День за днем мы со Стрелкой сближались. Закончилось тем, что я ушел из семьи и женился на ней. Я был счастлив несколько лет, пока она вдруг не стала уезжать с девочками на какие-пикники, уходить в непонятные походы. Я ей верил. Ей невозможно было не верить с такими глазами, с такой чистой, открытой душой.
Однажды, из очередного похода, она привела в дом какого-то "друга", который был с ней явно накоротке. И я все понял. Мне было так обидно, горько и противно, что я не придумал ничего лучше, чем просто и уйти. Я шатался по Москве до позднего вечера, а когда вернулся и лег с ней рядом, ничего у нее не спросил. В горле застрял ком. Потом она мне сказала, что говорила "другу", что я ее брат и поэтому он напросился к ней в гости. Она надеялась, что я ему скажу сам, что я ее муж и ситуация будет разрешена. Но я совершил глупость - взял и ушел.
Словом, мое счастье подпортили, будто протухшим селедочным рассолом. Да ещё теща. То ли завидовала дочери, потому как была одинока, то ли просто от недостатка ума и образования, она как могла, отравляла нам совместную жизнь.
Так или иначе, после очередного скандала, когда я пришел домой в подпитии, я собрал вещи и ушел к родителям. На излете Союза не то, что купить квартиру по ипотеке, нельзя было даже официально снять комнату. В Банном переулке толклись всякие темные личности - черные риелторы, которые предлагали съемное жилье. Но их цены в те времена были для меня неприемлемы, так что пришлось ютиться у родителей. Это потом, когда телевидение стало коммерческим и начало приносить сотрудникам неплохие деньги, я вздохнул свободно.
Со Стрелкой, после моего ухода, мы виделись редко. Но она по-прежнему сидела в моей душе железной занозой. Я очень сильно переживал, но меня сдерживало от нового сближения, хотя она на это намекала, ее предательство. Она ведь не пошла за мной как декабристка. И потом, я не мог забыть её "друга".
А однажды она мне позвонила и попросила о срочной встрече. Мы сели с ней в одном из баров Останкино и она сказала, что ей нужен развод. К тому времени в отношении нее я несколько успокоился и потому без боли в сердце согласился.
Мы развелись через пару недель спокойно, в Загсе, ведь детей у нас не было.

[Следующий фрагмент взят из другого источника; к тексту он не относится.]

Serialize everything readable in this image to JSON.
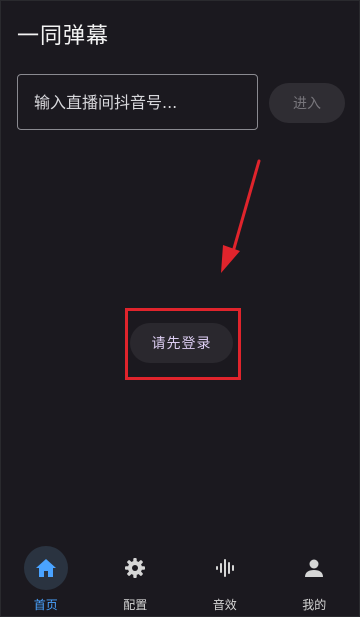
{
  "header": {
    "title": "一同弹幕"
  },
  "room_input": {
    "placeholder": "输入直播间抖音号..."
  },
  "enter_button": {
    "label": "进入"
  },
  "login_button": {
    "label": "请先登录"
  },
  "annotation": {
    "color": "#e0242c"
  },
  "bottom_nav": {
    "items": [
      {
        "label": "首页",
        "icon": "home-icon",
        "active": true
      },
      {
        "label": "配置",
        "icon": "gear-icon",
        "active": false
      },
      {
        "label": "音效",
        "icon": "sound-wave-icon",
        "active": false
      },
      {
        "label": "我的",
        "icon": "person-icon",
        "active": false
      }
    ]
  },
  "colors": {
    "background": "#1b191f",
    "accent": "#4aa3ff"
  }
}
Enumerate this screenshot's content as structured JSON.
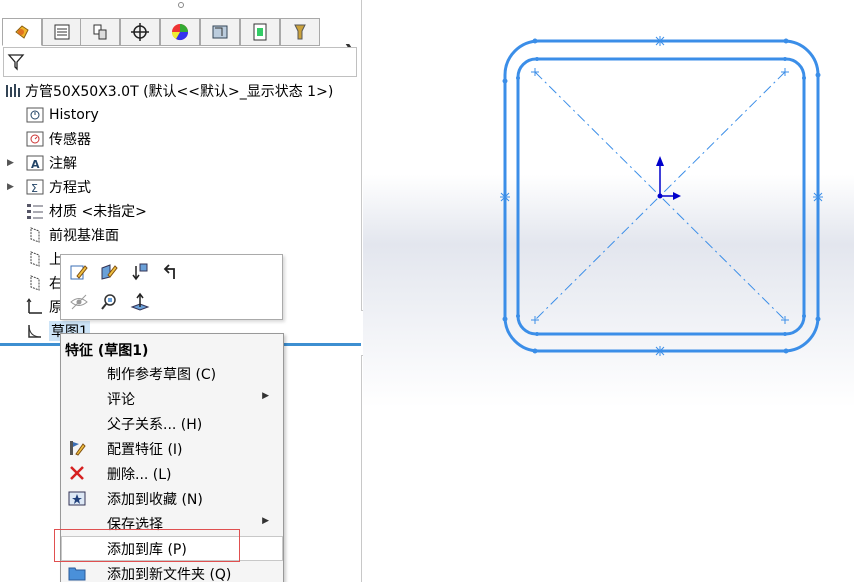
{
  "tabs": [
    {
      "name": "featuremanager",
      "icon": "feature-manager-icon"
    },
    {
      "name": "propertymanager",
      "icon": "property-manager-icon"
    },
    {
      "name": "configurationmanager",
      "icon": "configuration-manager-icon"
    },
    {
      "name": "dimxpertmanager",
      "icon": "dimxpert-icon"
    },
    {
      "name": "displaymanager",
      "icon": "display-manager-icon"
    },
    {
      "name": "cam",
      "icon": "cam-icon"
    },
    {
      "name": "document",
      "icon": "document-icon"
    },
    {
      "name": "tools",
      "icon": "tools-icon"
    }
  ],
  "tab_next": "❯",
  "tree": {
    "root": "方管50X50X3.0T  (默认<<默认>_显示状态 1>)",
    "items": [
      {
        "label": "History",
        "icon": "history-icon",
        "expandable": false
      },
      {
        "label": "传感器",
        "icon": "sensor-icon",
        "expandable": false
      },
      {
        "label": "注解",
        "icon": "annotation-icon",
        "expandable": true
      },
      {
        "label": "方程式",
        "icon": "equation-icon",
        "expandable": true
      },
      {
        "label": "材质 <未指定>",
        "icon": "material-icon",
        "expandable": false
      },
      {
        "label": "前视基准面",
        "icon": "plane-icon",
        "expandable": false
      },
      {
        "label": "上",
        "icon": "plane-icon",
        "expandable": false
      },
      {
        "label": "右",
        "icon": "plane-icon",
        "expandable": false
      },
      {
        "label": "原",
        "icon": "origin-icon",
        "expandable": false
      },
      {
        "label": "草图1",
        "icon": "sketch-icon",
        "expandable": false
      }
    ]
  },
  "context_menu": {
    "title": "特征 (草图1)",
    "items": [
      {
        "label": "制作参考草图 (C)",
        "icon": "",
        "submenu": false
      },
      {
        "label": "评论",
        "icon": "",
        "submenu": true
      },
      {
        "label": "父子关系... (H)",
        "icon": "",
        "submenu": false
      },
      {
        "label": "配置特征 (I)",
        "icon": "configure-feature-icon",
        "submenu": false
      },
      {
        "label": "删除... (L)",
        "icon": "delete-icon",
        "submenu": false
      },
      {
        "label": "添加到收藏 (N)",
        "icon": "favorite-icon",
        "submenu": false
      },
      {
        "label": "保存选择",
        "icon": "",
        "submenu": true
      },
      {
        "label": "添加到库 (P)",
        "icon": "",
        "submenu": false
      },
      {
        "label": "添加到新文件夹 (Q)",
        "icon": "folder-icon",
        "submenu": false
      }
    ],
    "submenu_arrow": "▶"
  },
  "colors": {
    "sketch_line": "#3b8ee8",
    "highlight": "#e05050",
    "selection_bar": "#3d8fd1"
  }
}
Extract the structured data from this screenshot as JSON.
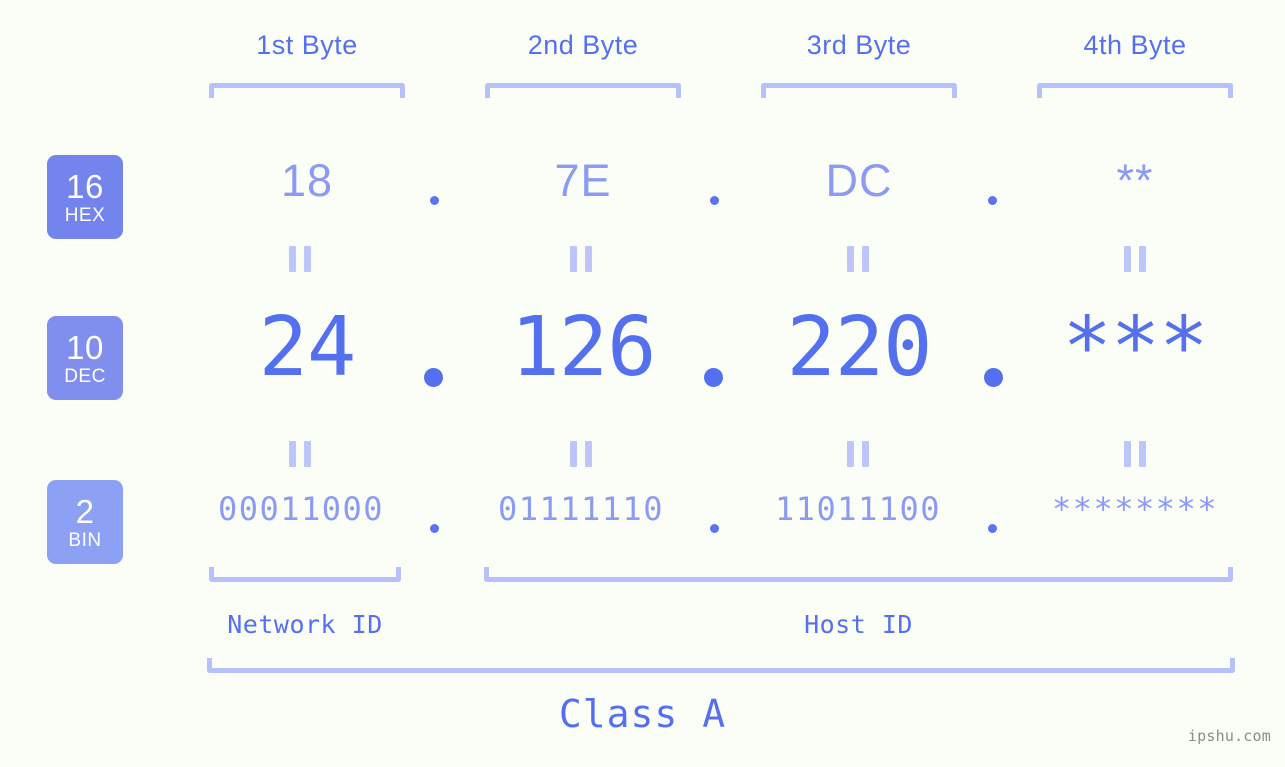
{
  "background_color": "#fbfdf7",
  "accent_color": "#5570ee",
  "muted_accent_color": "#8b9bf3",
  "bracket_color": "#b6c0fb",
  "headers": {
    "bytes": [
      {
        "label": "1st Byte"
      },
      {
        "label": "2nd Byte"
      },
      {
        "label": "3rd Byte"
      },
      {
        "label": "4th Byte"
      }
    ]
  },
  "badges": [
    {
      "number": "16",
      "name": "HEX",
      "color": "#7384ec"
    },
    {
      "number": "10",
      "name": "DEC",
      "color": "#808eee"
    },
    {
      "number": "2",
      "name": "BIN",
      "color": "#8da1f4"
    }
  ],
  "rows": {
    "hex": {
      "values": [
        "18",
        "7E",
        "DC",
        "**"
      ],
      "separator": "."
    },
    "dec": {
      "values": [
        "24",
        "126",
        "220",
        "***"
      ],
      "separator": "."
    },
    "bin": {
      "values": [
        "00011000",
        "01111110",
        "11011100",
        "********"
      ],
      "separator": "."
    }
  },
  "equality_marks": {
    "hex_to_dec": [
      "||",
      "||",
      "||",
      "||"
    ],
    "dec_to_bin": [
      "||",
      "||",
      "||",
      "||"
    ]
  },
  "footer": {
    "network_id_label": "Network ID",
    "host_id_label": "Host ID",
    "class_label": "Class A"
  },
  "watermark": "ipshu.com"
}
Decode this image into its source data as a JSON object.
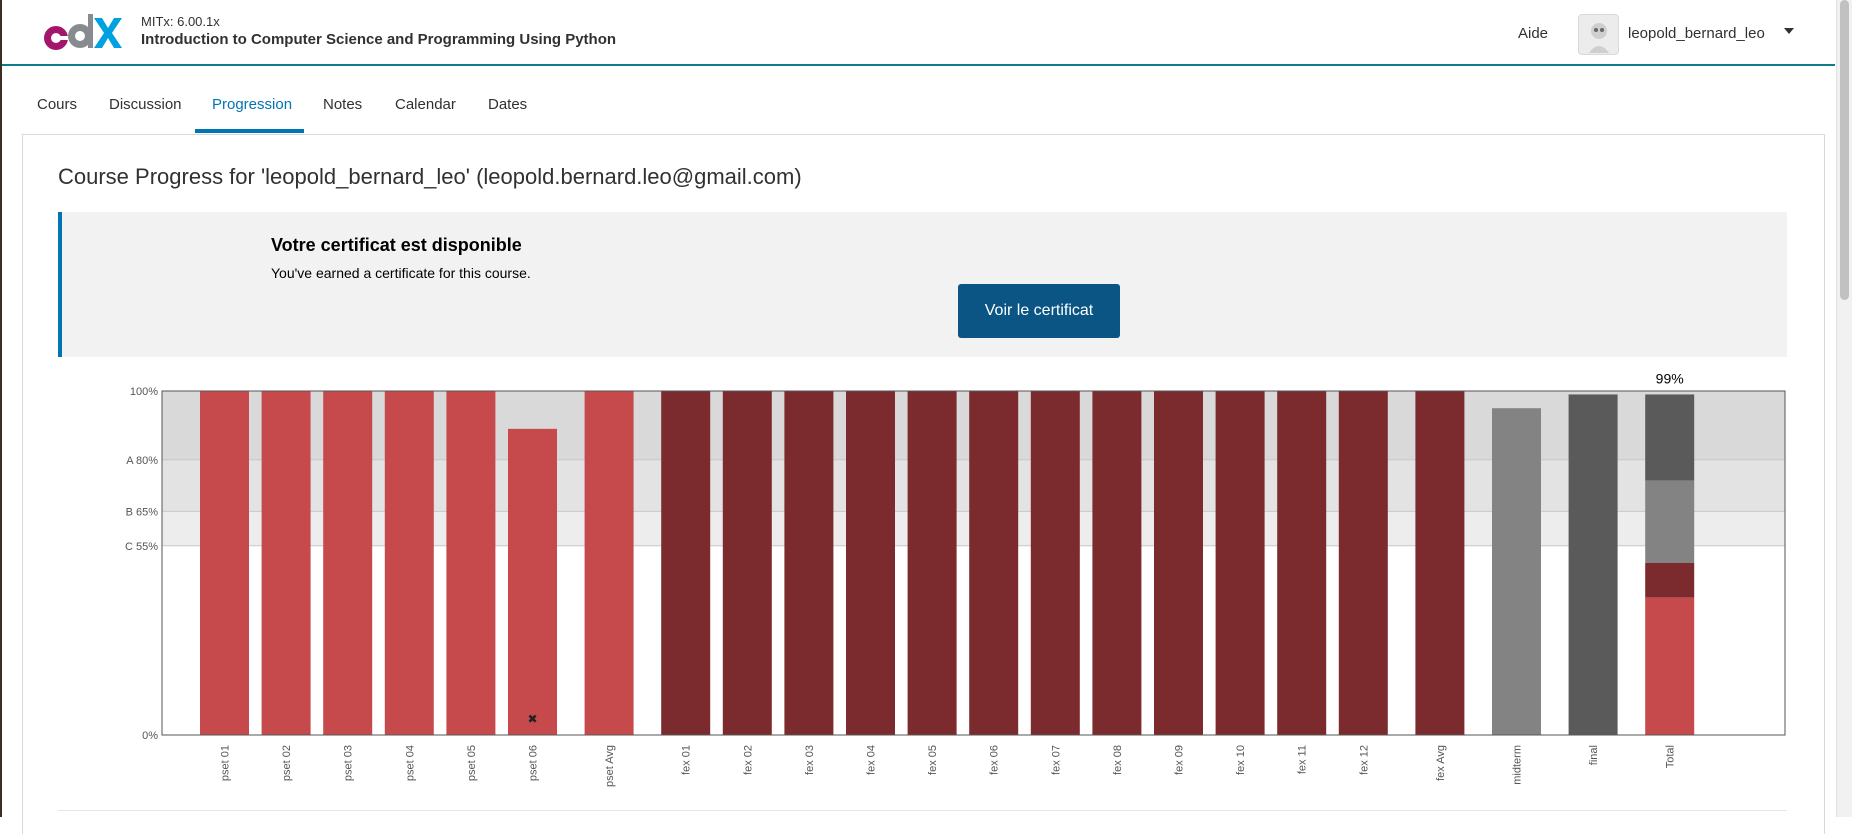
{
  "header": {
    "course_org": "MITx: 6.00.1x",
    "course_title": "Introduction to Computer Science and Programming Using Python",
    "help_label": "Aide",
    "username": "leopold_bernard_leo"
  },
  "tabs": [
    {
      "label": "Cours"
    },
    {
      "label": "Discussion"
    },
    {
      "label": "Progression",
      "active": true
    },
    {
      "label": "Notes"
    },
    {
      "label": "Calendar"
    },
    {
      "label": "Dates"
    }
  ],
  "page_title": "Course Progress for 'leopold_bernard_leo' (leopold.bernard.leo@gmail.com)",
  "certificate": {
    "title": "Votre certificat est disponible",
    "description": "You've earned a certificate for this course.",
    "button_label": "Voir le certificat"
  },
  "colors": {
    "accent": "#0075b4",
    "button": "#0a5584",
    "pset": "#c64a4b",
    "fex": "#7b2b2e",
    "midterm": "#838383",
    "final": "#5a5a5a"
  },
  "chart_data": {
    "type": "bar",
    "ylim": [
      0,
      100
    ],
    "y_ticks": [
      {
        "value": 100,
        "label": "100%"
      },
      {
        "value": 80,
        "label": "A 80%"
      },
      {
        "value": 65,
        "label": "B 65%"
      },
      {
        "value": 55,
        "label": "C 55%"
      },
      {
        "value": 0,
        "label": "0%"
      }
    ],
    "grade_bands": [
      {
        "from": 80,
        "to": 100,
        "color": "#d9d9d9"
      },
      {
        "from": 65,
        "to": 80,
        "color": "#e3e3e3"
      },
      {
        "from": 55,
        "to": 65,
        "color": "#ededed"
      }
    ],
    "bars": [
      {
        "label": "pset 01",
        "value": 100,
        "color": "#c64a4b"
      },
      {
        "label": "pset 02",
        "value": 100,
        "color": "#c64a4b"
      },
      {
        "label": "pset 03",
        "value": 100,
        "color": "#c64a4b"
      },
      {
        "label": "pset 04",
        "value": 100,
        "color": "#c64a4b"
      },
      {
        "label": "pset 05",
        "value": 100,
        "color": "#c64a4b"
      },
      {
        "label": "pset 06",
        "value": 89,
        "color": "#c64a4b",
        "dropped": true
      },
      {
        "label": "pset Avg",
        "value": 100,
        "color": "#c64a4b",
        "gap_before": true
      },
      {
        "label": "fex 01",
        "value": 100,
        "color": "#7b2b2e",
        "gap_before": true
      },
      {
        "label": "fex 02",
        "value": 100,
        "color": "#7b2b2e"
      },
      {
        "label": "fex 03",
        "value": 100,
        "color": "#7b2b2e"
      },
      {
        "label": "fex 04",
        "value": 100,
        "color": "#7b2b2e"
      },
      {
        "label": "fex 05",
        "value": 100,
        "color": "#7b2b2e"
      },
      {
        "label": "fex 06",
        "value": 100,
        "color": "#7b2b2e"
      },
      {
        "label": "fex 07",
        "value": 100,
        "color": "#7b2b2e"
      },
      {
        "label": "fex 08",
        "value": 100,
        "color": "#7b2b2e"
      },
      {
        "label": "fex 09",
        "value": 100,
        "color": "#7b2b2e"
      },
      {
        "label": "fex 10",
        "value": 100,
        "color": "#7b2b2e"
      },
      {
        "label": "fex 11",
        "value": 100,
        "color": "#7b2b2e"
      },
      {
        "label": "fex 12",
        "value": 100,
        "color": "#7b2b2e"
      },
      {
        "label": "fex Avg",
        "value": 100,
        "color": "#7b2b2e",
        "gap_before": true
      },
      {
        "label": "midterm",
        "value": 95,
        "color": "#838383",
        "gap_before": true
      },
      {
        "label": "final",
        "value": 99,
        "color": "#5a5a5a",
        "gap_before": true
      },
      {
        "label": "Total",
        "gap_before": true,
        "total_label": "99%",
        "stack": [
          {
            "value": 40,
            "color": "#c64a4b"
          },
          {
            "value": 10,
            "color": "#7b2b2e"
          },
          {
            "value": 24,
            "color": "#838383"
          },
          {
            "value": 25,
            "color": "#5a5a5a"
          }
        ]
      }
    ]
  }
}
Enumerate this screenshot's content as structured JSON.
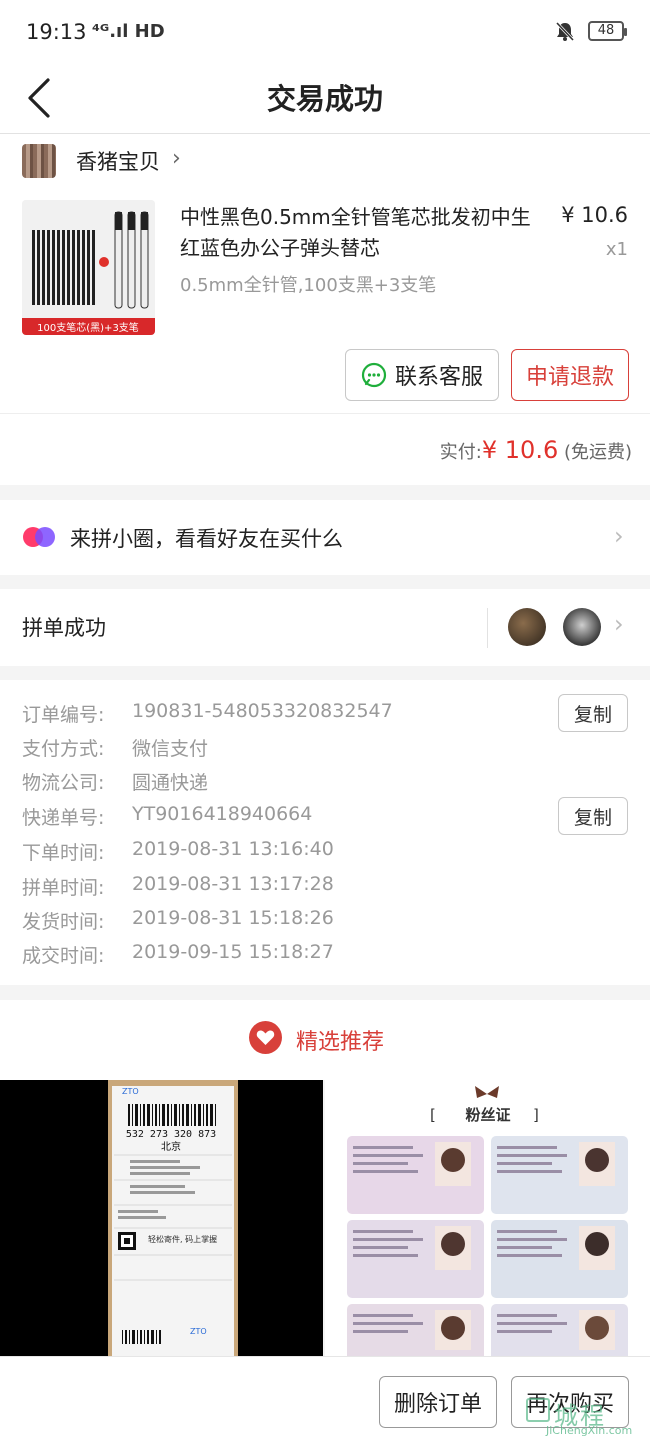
{
  "status_bar": {
    "time": "19:13",
    "signal": "⁴ᴳ.ıl HD",
    "battery": "48"
  },
  "nav": {
    "title": "交易成功"
  },
  "shop": {
    "name": "香猪宝贝"
  },
  "product": {
    "title": "中性黑色0.5mm全针管笔芯批发初中生红蓝色办公子弹头替芯",
    "spec": "0.5mm全针管,100支黑+3支笔",
    "price": "¥ 10.6",
    "qty": "x1",
    "image_caption": "100支笔芯(黑)+3支笔"
  },
  "actions": {
    "contact": "联系客服",
    "refund": "申请退款"
  },
  "payment": {
    "label": "实付:",
    "amount": "¥ 10.6",
    "note": "(免运费)"
  },
  "circle": {
    "text": "来拼小圈，看看好友在买什么"
  },
  "group": {
    "text": "拼单成功"
  },
  "order_info": {
    "rows": [
      {
        "label": "订单编号:",
        "value": "190831-548053320832547"
      },
      {
        "label": "支付方式:",
        "value": "微信支付"
      },
      {
        "label": "物流公司:",
        "value": "圆通快递"
      },
      {
        "label": "快递单号:",
        "value": "YT9016418940664"
      },
      {
        "label": "下单时间:",
        "value": "2019-08-31 13:16:40"
      },
      {
        "label": "拼单时间:",
        "value": "2019-08-31 13:17:28"
      },
      {
        "label": "发货时间:",
        "value": "2019-08-31 15:18:26"
      },
      {
        "label": "成交时间:",
        "value": "2019-09-15 15:18:27"
      }
    ],
    "copy_label": "复制"
  },
  "recommend": {
    "title": "精选推荐",
    "left_item": {
      "tracking": "532 273 320 873",
      "city": "北京",
      "slogan": "轻松寄件, 码上掌握"
    },
    "right_item": {
      "heading": "粉丝证"
    }
  },
  "bottom": {
    "delete": "删除订单",
    "rebuy": "再次购买"
  },
  "watermark": {
    "cn": "城程",
    "en": "JiChengXin.com"
  },
  "colors": {
    "accent": "#d8403a",
    "price_red": "#e0312b",
    "watermark": "#5bb98b"
  }
}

И месяца на раздумье нам , по моей просьбе, не стали давать. Я просто зашел к заведующей Загса, показал служебное удостоверение и проблема была мгновенно решена. Тогда удостоверение центрального телеканала имело магическую силу.
Расстались мы на крыльце Загса. Она сказала, что в жизни может случиться всякое и не исключено, что когда-нибудь мы с ней снова сойдемся. Я кивнул и пошел на автобусную остановку - машину не брал, потому как решил, что непременно выпью. Хоть я и был готов к разводу, горький ком сдавил горло, на глаза навернулись слезы. Я остановился у киоска, смахнул кулаком сырость с щек и, кажется, несколько раз всхлипнул, потому что на меня обернулась пожилая пара, шедшая под ручку. "Может, когда-нибудь снова сойдемся", - повторил я её слова.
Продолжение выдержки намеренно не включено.